Silence fell over the table for several long minutes.

"What are you doing after dinner?" Mikael asked with a smile. "We're going to have a bonfire by the lake. Want to come?"

"Join you at an Heir get-together?" I asked quietly with an astonished smile.

"Yeah, why not?" He shrugs with his own smile. "Could be fun. They aren't all bad you know."

"I know they aren't all bad. But unfortunately, the good ones stand by too often letting the bad ones run the show in their attempts to make fun of me or the others feeling secure in their large numbers. I for one, am not entertained by that." I answer him quietly and push my plate away.

"They are just scared that you're smarter than them and can kill them in their sleep." Mikael chuckled softly and stole the last strawberry from my plate. He always had an obsession with the small red fruit.

"True." I smile with a shrug at the accuracy of that statement. "I can't but thanks for the invitation anyway. I have an anatomy class this evening." My smile fell as did Nyah's.

Our human anatomy classes often consisted of learning on human cadavers of our peers. Those who had been killed earlier in the day during our training exercises. The teacher, Dr. Von Miesser or as we called her, Dr. Von Monster, was absolutely terrifying in her exuberance in dissecting our freshly killed comrades and exposing their organs and how they died to us before teaching us how to best kill our enemies with their bodies splayed out before us.

Today, during the obstacle course run with live fire rounds, two students had fallen. A girl and a boy. Katya and Brandon. Katya was a Russian orphan and Brandon, another child in the American Foster Care System. No one would realize they were gone, except those of us in Third Gen who had grown up with them the past six years. I am the only one in my entire group that has real parents. A real family to miss them who know nothing of this world. Everyone else is either an orphan, in the system or already born into The Council. My peers deaths served as an important reminder to us all, to pay attention. Cassiopeia's warning to me before the race about compartmentalizing my feelings for my mother and outside life rang loudly through my mind in this moment.
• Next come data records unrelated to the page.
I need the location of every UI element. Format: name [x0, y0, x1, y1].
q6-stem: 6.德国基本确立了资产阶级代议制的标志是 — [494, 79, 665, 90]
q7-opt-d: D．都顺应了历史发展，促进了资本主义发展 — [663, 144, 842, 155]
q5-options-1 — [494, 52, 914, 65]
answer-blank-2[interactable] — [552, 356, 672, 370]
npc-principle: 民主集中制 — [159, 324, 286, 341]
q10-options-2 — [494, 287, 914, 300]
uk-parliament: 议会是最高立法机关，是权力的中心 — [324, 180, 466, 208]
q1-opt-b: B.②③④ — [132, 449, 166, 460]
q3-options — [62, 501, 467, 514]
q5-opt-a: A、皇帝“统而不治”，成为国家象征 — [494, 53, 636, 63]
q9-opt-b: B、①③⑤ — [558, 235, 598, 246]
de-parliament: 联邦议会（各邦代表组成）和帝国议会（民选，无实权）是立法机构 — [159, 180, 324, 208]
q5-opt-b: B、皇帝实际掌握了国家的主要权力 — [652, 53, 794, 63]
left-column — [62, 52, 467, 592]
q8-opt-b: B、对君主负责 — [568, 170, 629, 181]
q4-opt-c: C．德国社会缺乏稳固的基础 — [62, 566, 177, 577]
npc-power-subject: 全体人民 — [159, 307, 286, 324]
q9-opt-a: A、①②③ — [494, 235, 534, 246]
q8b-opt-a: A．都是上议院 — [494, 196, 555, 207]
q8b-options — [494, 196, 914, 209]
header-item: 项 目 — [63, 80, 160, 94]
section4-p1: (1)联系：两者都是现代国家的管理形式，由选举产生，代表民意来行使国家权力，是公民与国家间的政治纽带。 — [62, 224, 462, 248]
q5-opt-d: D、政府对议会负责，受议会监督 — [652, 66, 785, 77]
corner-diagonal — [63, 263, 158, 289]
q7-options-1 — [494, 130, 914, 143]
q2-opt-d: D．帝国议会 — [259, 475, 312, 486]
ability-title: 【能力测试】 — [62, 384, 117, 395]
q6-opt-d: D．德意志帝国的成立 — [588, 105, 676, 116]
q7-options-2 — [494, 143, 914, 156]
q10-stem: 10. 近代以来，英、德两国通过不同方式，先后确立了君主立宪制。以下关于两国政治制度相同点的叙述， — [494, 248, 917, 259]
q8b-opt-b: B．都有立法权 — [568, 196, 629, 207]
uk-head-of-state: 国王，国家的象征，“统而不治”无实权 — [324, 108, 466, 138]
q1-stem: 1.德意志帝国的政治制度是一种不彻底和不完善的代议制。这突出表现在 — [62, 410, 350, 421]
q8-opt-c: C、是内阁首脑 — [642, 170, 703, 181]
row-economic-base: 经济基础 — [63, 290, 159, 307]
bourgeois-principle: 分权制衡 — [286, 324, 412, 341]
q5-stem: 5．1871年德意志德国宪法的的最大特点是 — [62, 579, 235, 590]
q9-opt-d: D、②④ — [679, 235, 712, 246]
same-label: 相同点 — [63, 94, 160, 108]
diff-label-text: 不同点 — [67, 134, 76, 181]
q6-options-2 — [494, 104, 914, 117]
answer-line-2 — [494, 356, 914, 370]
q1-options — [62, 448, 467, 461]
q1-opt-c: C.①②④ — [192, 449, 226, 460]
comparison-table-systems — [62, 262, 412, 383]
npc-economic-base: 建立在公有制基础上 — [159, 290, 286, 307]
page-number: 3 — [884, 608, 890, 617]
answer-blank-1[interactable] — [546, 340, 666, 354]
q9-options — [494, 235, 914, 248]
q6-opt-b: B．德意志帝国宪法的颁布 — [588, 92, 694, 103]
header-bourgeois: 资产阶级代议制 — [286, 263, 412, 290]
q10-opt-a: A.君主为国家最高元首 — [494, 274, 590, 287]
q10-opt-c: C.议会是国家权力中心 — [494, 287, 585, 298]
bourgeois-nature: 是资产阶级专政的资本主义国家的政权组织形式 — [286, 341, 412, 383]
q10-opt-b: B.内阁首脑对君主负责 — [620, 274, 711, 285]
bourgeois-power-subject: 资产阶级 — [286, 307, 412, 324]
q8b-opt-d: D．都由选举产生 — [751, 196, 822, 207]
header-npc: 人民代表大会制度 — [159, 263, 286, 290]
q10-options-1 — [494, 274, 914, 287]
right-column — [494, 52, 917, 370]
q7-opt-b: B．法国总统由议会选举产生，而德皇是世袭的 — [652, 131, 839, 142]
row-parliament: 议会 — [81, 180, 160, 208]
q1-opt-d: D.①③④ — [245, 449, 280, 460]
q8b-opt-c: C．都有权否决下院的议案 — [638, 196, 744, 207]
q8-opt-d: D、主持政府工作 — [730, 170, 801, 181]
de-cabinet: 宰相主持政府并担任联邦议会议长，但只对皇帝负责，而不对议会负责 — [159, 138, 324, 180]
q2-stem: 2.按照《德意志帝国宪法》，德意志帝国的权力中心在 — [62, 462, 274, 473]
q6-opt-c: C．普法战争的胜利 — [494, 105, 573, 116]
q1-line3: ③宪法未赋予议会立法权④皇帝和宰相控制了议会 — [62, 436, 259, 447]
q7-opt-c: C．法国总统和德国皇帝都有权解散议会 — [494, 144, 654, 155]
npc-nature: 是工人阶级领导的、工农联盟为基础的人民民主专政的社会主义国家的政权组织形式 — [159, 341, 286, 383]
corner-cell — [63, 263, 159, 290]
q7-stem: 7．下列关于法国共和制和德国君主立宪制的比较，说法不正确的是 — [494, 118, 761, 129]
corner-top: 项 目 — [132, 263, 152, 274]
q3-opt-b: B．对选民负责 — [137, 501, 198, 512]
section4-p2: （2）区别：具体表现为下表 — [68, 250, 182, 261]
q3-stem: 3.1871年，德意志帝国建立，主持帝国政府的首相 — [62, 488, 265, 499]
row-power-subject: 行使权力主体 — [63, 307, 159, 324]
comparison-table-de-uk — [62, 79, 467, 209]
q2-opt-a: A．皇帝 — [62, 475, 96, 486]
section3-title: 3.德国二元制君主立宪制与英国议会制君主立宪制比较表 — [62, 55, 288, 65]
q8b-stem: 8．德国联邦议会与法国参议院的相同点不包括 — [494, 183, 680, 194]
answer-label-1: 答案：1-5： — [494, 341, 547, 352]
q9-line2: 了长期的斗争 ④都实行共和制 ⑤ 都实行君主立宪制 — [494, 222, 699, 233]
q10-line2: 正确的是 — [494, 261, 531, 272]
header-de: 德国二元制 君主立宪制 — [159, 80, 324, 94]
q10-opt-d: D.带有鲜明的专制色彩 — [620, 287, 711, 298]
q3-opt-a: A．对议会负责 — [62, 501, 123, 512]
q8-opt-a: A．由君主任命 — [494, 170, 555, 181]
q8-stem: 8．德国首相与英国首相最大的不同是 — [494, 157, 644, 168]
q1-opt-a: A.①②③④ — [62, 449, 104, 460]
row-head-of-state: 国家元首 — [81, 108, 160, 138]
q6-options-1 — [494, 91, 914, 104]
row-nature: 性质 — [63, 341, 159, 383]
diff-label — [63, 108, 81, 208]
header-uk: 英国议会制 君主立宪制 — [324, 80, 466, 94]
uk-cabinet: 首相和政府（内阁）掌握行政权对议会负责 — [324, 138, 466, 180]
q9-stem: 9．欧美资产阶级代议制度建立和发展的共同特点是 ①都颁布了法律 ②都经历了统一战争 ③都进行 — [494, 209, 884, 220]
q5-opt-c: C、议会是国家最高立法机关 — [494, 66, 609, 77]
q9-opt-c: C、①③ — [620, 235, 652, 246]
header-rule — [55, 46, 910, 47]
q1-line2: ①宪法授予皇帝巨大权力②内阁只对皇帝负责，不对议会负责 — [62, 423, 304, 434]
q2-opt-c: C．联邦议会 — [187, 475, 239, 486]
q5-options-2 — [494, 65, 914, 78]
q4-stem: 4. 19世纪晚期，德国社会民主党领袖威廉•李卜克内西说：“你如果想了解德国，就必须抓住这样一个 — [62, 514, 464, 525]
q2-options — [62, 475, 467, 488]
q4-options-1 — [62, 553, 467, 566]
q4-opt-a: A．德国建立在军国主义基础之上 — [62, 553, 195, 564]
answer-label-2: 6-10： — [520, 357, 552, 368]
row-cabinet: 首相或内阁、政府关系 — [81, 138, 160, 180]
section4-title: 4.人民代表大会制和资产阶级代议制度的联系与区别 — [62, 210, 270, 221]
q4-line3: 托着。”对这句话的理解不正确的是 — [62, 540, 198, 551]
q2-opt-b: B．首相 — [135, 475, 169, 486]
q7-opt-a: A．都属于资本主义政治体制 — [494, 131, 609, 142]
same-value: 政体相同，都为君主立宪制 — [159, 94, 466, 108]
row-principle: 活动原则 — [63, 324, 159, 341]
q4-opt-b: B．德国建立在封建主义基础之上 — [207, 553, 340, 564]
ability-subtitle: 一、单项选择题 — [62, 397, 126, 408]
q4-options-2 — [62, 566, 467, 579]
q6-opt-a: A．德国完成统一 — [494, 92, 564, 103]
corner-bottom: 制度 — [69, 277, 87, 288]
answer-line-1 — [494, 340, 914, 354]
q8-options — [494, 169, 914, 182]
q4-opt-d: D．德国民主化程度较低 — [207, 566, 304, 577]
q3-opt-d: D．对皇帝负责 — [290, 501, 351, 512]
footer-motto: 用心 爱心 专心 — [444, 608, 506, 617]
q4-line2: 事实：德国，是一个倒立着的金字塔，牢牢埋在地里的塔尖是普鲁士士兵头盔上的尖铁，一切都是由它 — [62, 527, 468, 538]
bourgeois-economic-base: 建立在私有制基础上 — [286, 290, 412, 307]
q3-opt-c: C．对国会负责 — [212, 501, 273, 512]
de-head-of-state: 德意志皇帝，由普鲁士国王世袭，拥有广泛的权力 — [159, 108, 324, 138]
I couldn't afford to let my mind wander or I'd be killed.

"What are you learning tonight?" Mikael asked quietly knowing all about our anatomy classes in having heard the stories.

"The effects of different kinds of venom on the circulatory system and organ tissue." I answered calmly thinking about the room filled with snakes, spiders, scorpions and the like that we'd be extracting and testing poisons from.

"You're both going?" Mikael looked between Nyah and myself.

"No, we've been split in our training as well. I have a Cyber Hacking class this evening." Nyah answered plainly without any fiery emotion in her voice this time. The tension between the two was seemingly gone now or at least for the moment.

"Nyah is being trained as a Team Leader." I answered with a soft and proud smile. What Nyah lacked in terms of skills on the course, she made up for with brainpower and critical thinking skills. Being the proverbial 'granddaughter' of Ulric Hendrix, the Head of our Division, it was a no brainer that Nyah would end up being a Team Leader in the field. As such, she was going to be exposed to every division within our division in order to best lead.

"I know." Mikael answered sounding none too happy about that. "Ulric informed us both before our arrival about his expectations of us in the coming years." He shook his head with a sigh, "But what about you? Where are you headed into The Program?" There were several different divisions even inside this one. Some went on to specialized Cyber Skills, others in Field Training for Ops Missions, others as Assassins and so on.

"I've been declared Undecided." I answered quietly and immediately see the shock on Mikael's face. It was abnormal for me to be given such a distinction when everyone else had been declared by now. To be Undecided meant that Ulric was still deciding my fate and that, was an absolutely terrifying prospect.